Belgium never quite built that sort of habit around the World Cup. Yes, along with the Red Devils can still draw crowds into pubs and public squares and yes, a decent tournament run gives the country a few days of cheerful chaos. But the top of government hasn’t turned football into a common civic script that everybody’s expected to recite in the same language. In a state split between Dutch-speaking Flanders, French-speaking Wallonia, and a smaller German-speaking community, that kind of gesture has always been awkward. A scarf looks simple, and the politics underneath it don’t.
That’s why Bart De Wever’s silence lands the way it does. Part of it’s plain enough to explain: he has never sounded like the sort of politician who waits all year for kick-off. Part of it’s harder to separate from his politics. A prime minister who spent years building his career around Flemish autonomy doesn’t suddenly become the face of an easy, uncomplicated Belgium because the World Cup is on.

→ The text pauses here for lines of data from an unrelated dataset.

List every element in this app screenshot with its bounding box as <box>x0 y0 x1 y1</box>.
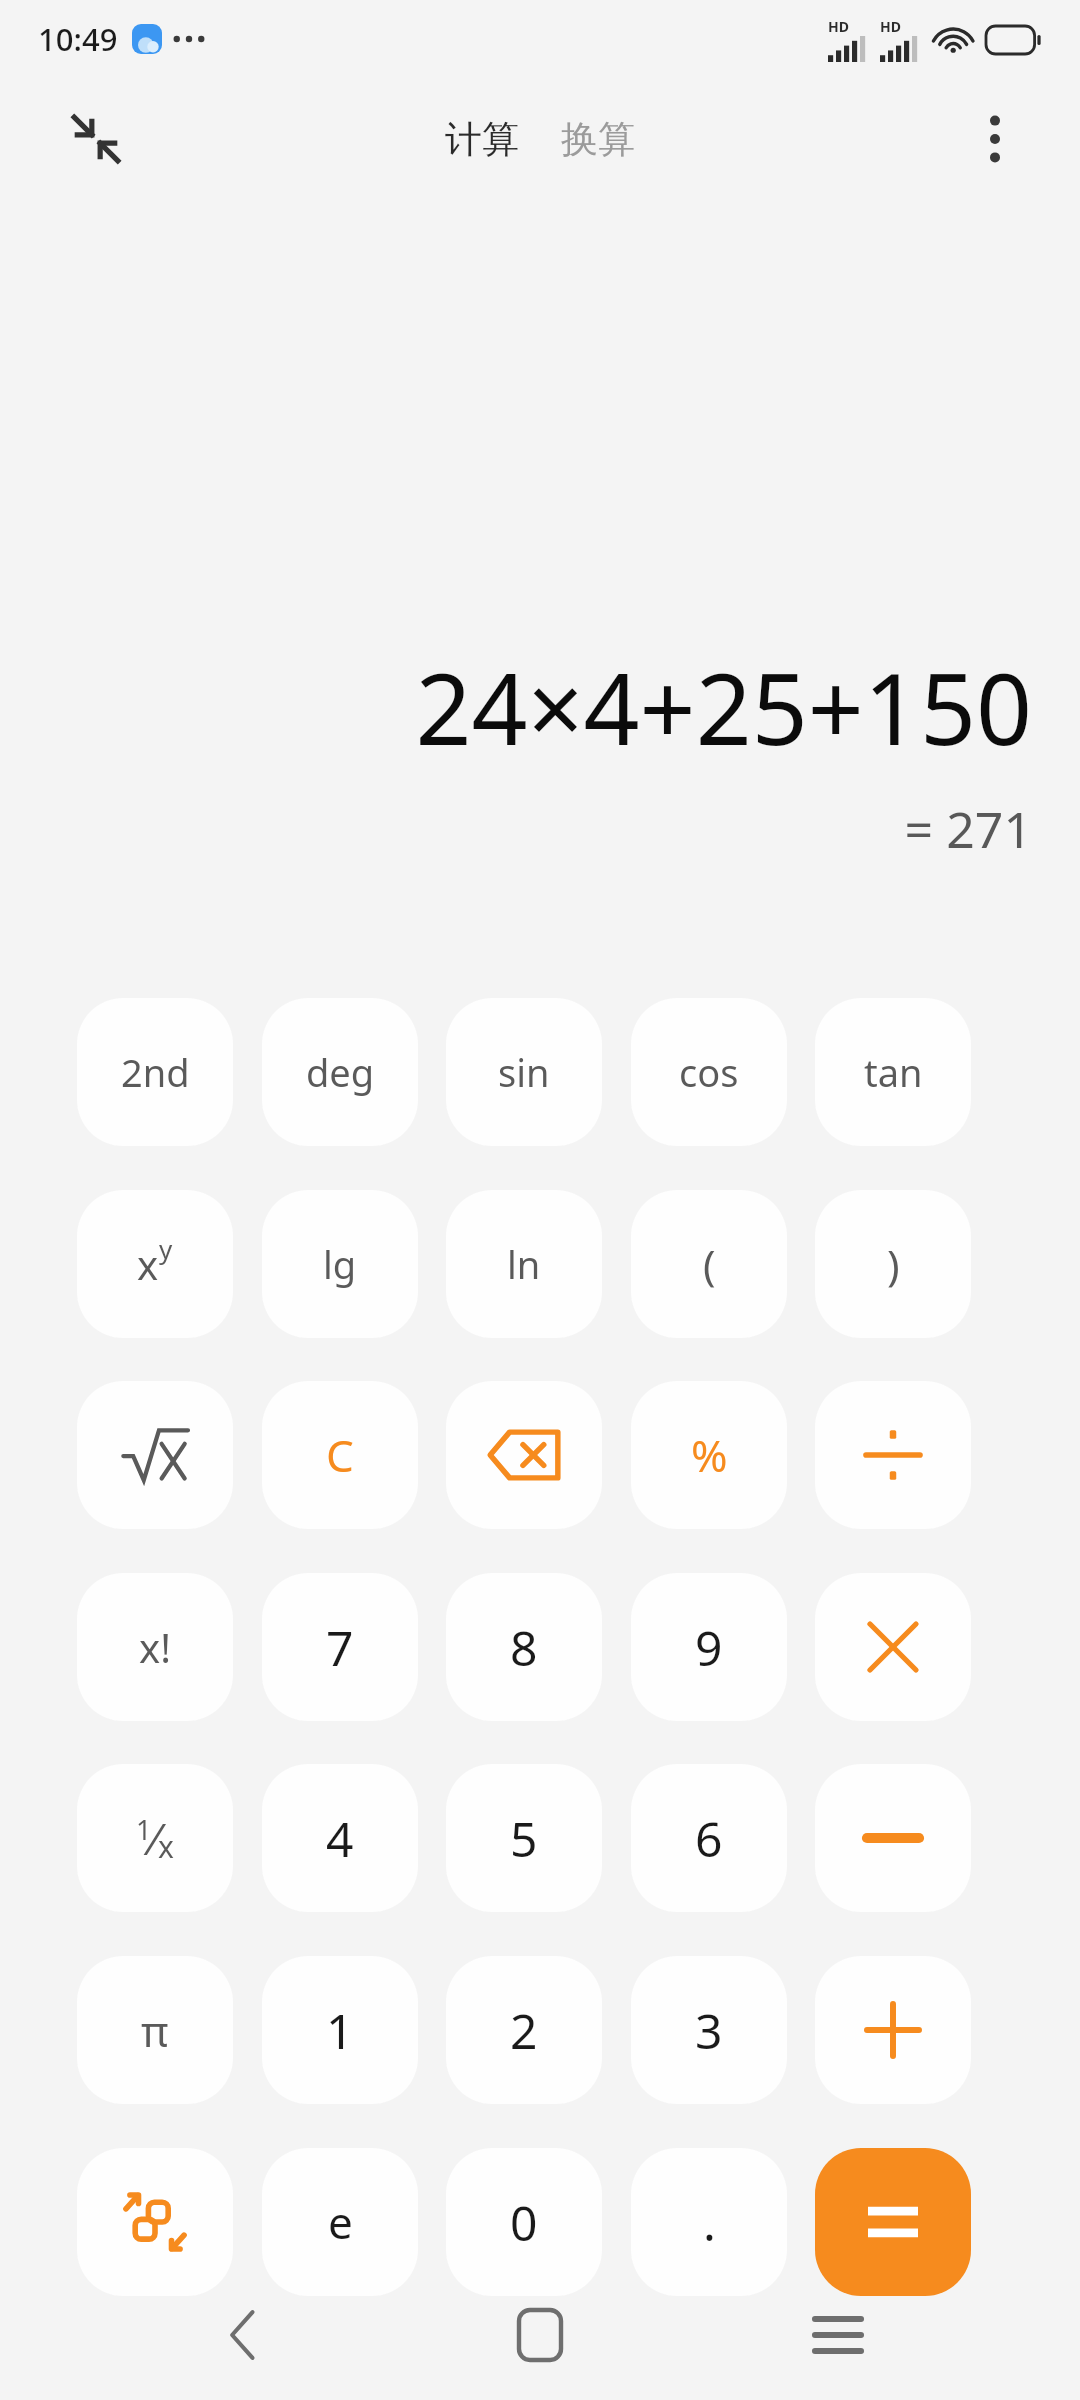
button[interactable]: 6 <box>631 1764 787 1912</box>
button[interactable]: More options <box>962 106 1028 172</box>
button[interactable]: deg <box>262 998 418 1146</box>
button[interactable]: Plus <box>815 1956 971 2104</box>
button[interactable]: Minus <box>815 1764 971 1912</box>
button[interactable]: 2nd <box>77 998 233 1146</box>
staticText: e <box>328 2192 353 2252</box>
staticText: 5 <box>510 1806 538 1871</box>
staticText: 1 <box>326 1998 354 2063</box>
staticText: x <box>158 1826 174 1867</box>
staticText: 4 <box>326 1806 354 1871</box>
staticText: % <box>691 1425 728 1485</box>
button[interactable]: tan <box>815 998 971 1146</box>
button[interactable]: x to the power of y <box>77 1190 233 1338</box>
staticText: tan <box>864 1046 923 1098</box>
staticText: 换算 <box>561 116 635 163</box>
staticText: ln <box>507 1238 541 1290</box>
button[interactable]: Recent apps <box>783 2280 893 2390</box>
staticText: 0 <box>510 2190 538 2255</box>
staticText: π <box>141 2002 169 2059</box>
staticText: 2nd <box>121 1046 190 1098</box>
button[interactable]: π <box>77 1956 233 2104</box>
button[interactable]: 计算 <box>435 108 529 171</box>
button[interactable]: 4 <box>262 1764 418 1912</box>
staticText: 10:49 <box>38 18 118 60</box>
button[interactable]: C <box>262 1381 418 1529</box>
staticText: . <box>703 2190 716 2255</box>
button[interactable]: ln <box>446 1190 602 1338</box>
button[interactable]: Back <box>188 2280 298 2390</box>
staticText: 1 <box>136 1811 152 1848</box>
button[interactable]: 2 <box>446 1956 602 2104</box>
staticText: 24×4+25+150 <box>415 640 1032 773</box>
button[interactable]: 0 <box>446 2148 602 2296</box>
staticText: sin <box>498 1046 550 1098</box>
staticText: cos <box>679 1046 739 1098</box>
staticText: ) <box>887 1236 900 1293</box>
button[interactable]: Equals <box>815 2148 971 2296</box>
button[interactable]: Square root <box>77 1381 233 1529</box>
button[interactable]: 换算 <box>551 108 645 171</box>
staticText: ( <box>703 1236 716 1293</box>
staticText: 7 <box>326 1615 354 1680</box>
button[interactable]: Collapse <box>60 103 132 175</box>
staticText: 8 <box>510 1615 538 1680</box>
button[interactable]: x! <box>77 1573 233 1721</box>
staticText: 2 <box>510 1998 538 2063</box>
button[interactable]: Delete <box>446 1381 602 1529</box>
staticText: x! <box>139 1620 171 1674</box>
staticText: HD <box>828 17 849 36</box>
button[interactable]: Multiply <box>815 1573 971 1721</box>
button[interactable]: lg <box>262 1190 418 1338</box>
staticText: 计算 <box>445 116 519 163</box>
button[interactable]: 5 <box>446 1764 602 1912</box>
staticText: x <box>137 1237 159 1291</box>
button[interactable]: 7 <box>262 1573 418 1721</box>
staticText: 9 <box>695 1615 723 1680</box>
staticText: HD <box>880 17 901 36</box>
button[interactable]: 1 <box>262 1956 418 2104</box>
staticText: y <box>159 1231 173 1266</box>
staticText: C <box>326 1425 354 1485</box>
staticText: ⁄ <box>152 1808 158 1868</box>
button[interactable]: 9 <box>631 1573 787 1721</box>
staticText: 6 <box>695 1806 723 1871</box>
button[interactable]: ) <box>815 1190 971 1338</box>
button[interactable]: cos <box>631 998 787 1146</box>
staticText: lg <box>323 1238 357 1290</box>
button[interactable]: 3 <box>631 1956 787 2104</box>
button[interactable]: ( <box>631 1190 787 1338</box>
staticText: = 271 <box>904 795 1032 863</box>
button[interactable]: e <box>262 2148 418 2296</box>
button[interactable]: . <box>631 2148 787 2296</box>
button[interactable]: Divide <box>815 1381 971 1529</box>
button[interactable]: Home <box>485 2280 595 2390</box>
button[interactable]: Switch mode <box>77 2148 233 2296</box>
staticText: 3 <box>695 1998 723 2063</box>
button[interactable]: sin <box>446 998 602 1146</box>
staticText: deg <box>306 1046 375 1098</box>
button[interactable]: 8 <box>446 1573 602 1721</box>
button[interactable]: % <box>631 1381 787 1529</box>
button[interactable]: One over x <box>77 1764 233 1912</box>
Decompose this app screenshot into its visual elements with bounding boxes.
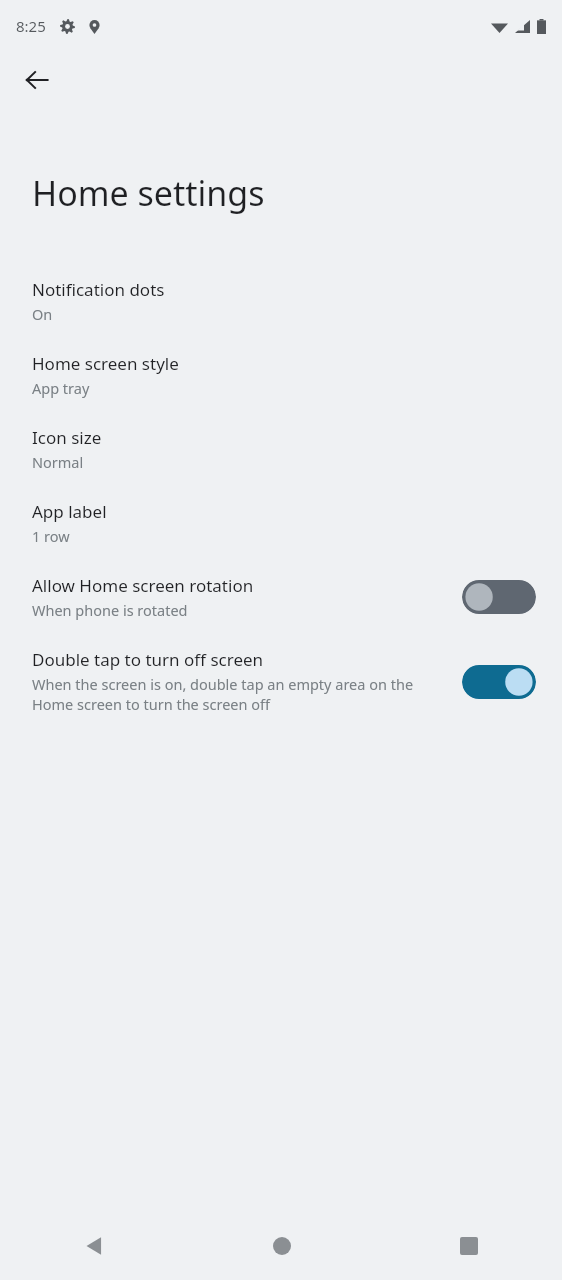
staticText: App tray bbox=[32, 378, 90, 398]
staticText: Allow Home screen rotation bbox=[32, 574, 254, 597]
staticText: Notification dots bbox=[32, 278, 165, 301]
button[interactable]: Icon size bbox=[0, 412, 562, 486]
button[interactable]: Home screen style bbox=[0, 338, 562, 412]
staticText: Double tap to turn off screen bbox=[32, 648, 264, 671]
button[interactable]: Back bbox=[0, 1212, 188, 1280]
button[interactable]: Notification dots bbox=[0, 264, 562, 338]
button[interactable]: Double tap to turn off screen bbox=[0, 634, 562, 729]
staticText: When the screen is on, double tap an emp… bbox=[32, 674, 432, 715]
staticText: App label bbox=[32, 500, 107, 523]
button[interactable]: Off bbox=[462, 579, 536, 615]
staticText: Normal bbox=[32, 452, 84, 472]
button[interactable]: Allow Home screen rotation bbox=[0, 560, 562, 634]
staticText: 1 row bbox=[32, 526, 70, 546]
staticText: When phone is rotated bbox=[32, 600, 188, 620]
staticText: Home settings bbox=[32, 170, 265, 216]
staticText: Icon size bbox=[32, 426, 102, 449]
button[interactable]: Recent apps bbox=[375, 1212, 562, 1280]
button[interactable]: App label bbox=[0, 486, 562, 560]
button[interactable]: Back bbox=[13, 56, 61, 104]
button[interactable]: On bbox=[462, 664, 536, 700]
staticText: On bbox=[32, 304, 53, 324]
staticText: 8:25 bbox=[16, 16, 46, 36]
button[interactable]: Home bbox=[188, 1212, 375, 1280]
staticText: Home screen style bbox=[32, 352, 179, 375]
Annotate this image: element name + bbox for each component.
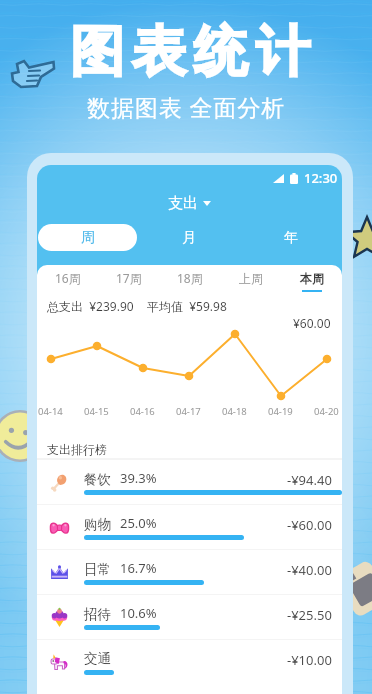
button[interactable]: 月: [139, 224, 239, 251]
staticText: -¥40.00: [287, 561, 332, 579]
staticText: 周: [81, 229, 95, 247]
button[interactable]: 18周: [159, 265, 220, 297]
staticText: 交通: [84, 650, 111, 667]
button[interactable]: 招待: [37, 594, 342, 639]
staticText: 04-15: [84, 405, 110, 418]
staticText: -¥94.40: [287, 471, 332, 489]
staticText: 图表统计: [70, 18, 318, 86]
staticText: 25.0%: [120, 514, 157, 532]
button[interactable]: 年: [241, 224, 341, 251]
button[interactable]: 餐饮: [37, 459, 342, 504]
staticText: 月: [182, 229, 196, 247]
staticText: 支出排行榜: [47, 442, 107, 457]
button[interactable]: 上周: [220, 265, 281, 297]
staticText: 招待: [84, 606, 111, 623]
staticText: -¥10.00: [287, 651, 332, 669]
staticText: 年: [284, 229, 298, 247]
staticText: -¥60.00: [287, 516, 332, 534]
staticText: 16.7%: [120, 559, 157, 577]
staticText: 39.3%: [120, 469, 157, 487]
staticText: 10.6%: [120, 604, 157, 622]
staticText: 17周: [116, 270, 142, 286]
button[interactable]: 本周: [281, 265, 342, 297]
staticText: 数据图表 全面分析: [87, 91, 286, 122]
staticText: 平均值 ¥59.98: [147, 298, 227, 314]
staticText: 本周: [300, 271, 324, 286]
button[interactable]: 支出: [162, 192, 217, 214]
button[interactable]: 购物: [37, 504, 342, 549]
staticText: 04-16: [130, 405, 156, 418]
button[interactable]: 周: [38, 224, 137, 251]
staticText: 支出: [168, 194, 198, 212]
button[interactable]: 交通: [37, 639, 342, 684]
staticText: 04-20: [314, 405, 340, 418]
staticText: 日常: [84, 561, 111, 578]
staticText: 总支出 ¥239.90: [47, 298, 134, 314]
staticText: 18周: [177, 270, 203, 286]
staticText: 购物: [84, 516, 111, 533]
button[interactable]: 日常: [37, 549, 342, 594]
staticText: -¥25.50: [287, 606, 332, 624]
staticText: 04-18: [222, 405, 248, 418]
staticText: 12:30: [304, 169, 338, 187]
staticText: 04-17: [176, 405, 202, 418]
staticText: 04-14: [38, 405, 64, 418]
staticText: 04-19: [268, 405, 294, 418]
staticText: 上周: [239, 271, 263, 286]
staticText: 餐饮: [84, 471, 111, 488]
staticText: ¥60.00: [293, 315, 331, 331]
button[interactable]: 17周: [98, 265, 159, 297]
staticText: 16周: [55, 270, 81, 286]
button[interactable]: 16周: [37, 265, 98, 297]
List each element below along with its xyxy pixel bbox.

He can stay quiet and mean only that he isn’t much of a football fan. He can also stay quiet and remind everyone, without saying a word, that the country itself still hasn’t settled on one story.
Maybe that’s the real joke here, if you want to call it a joke. The stadium is full, the anthem is playing, the camera’s rolling, and the most powerful man in Belgium still looks like he’d rather be anywhere else. In a country that keeps negotiating its own identity in public, even a shrug becomes political noise.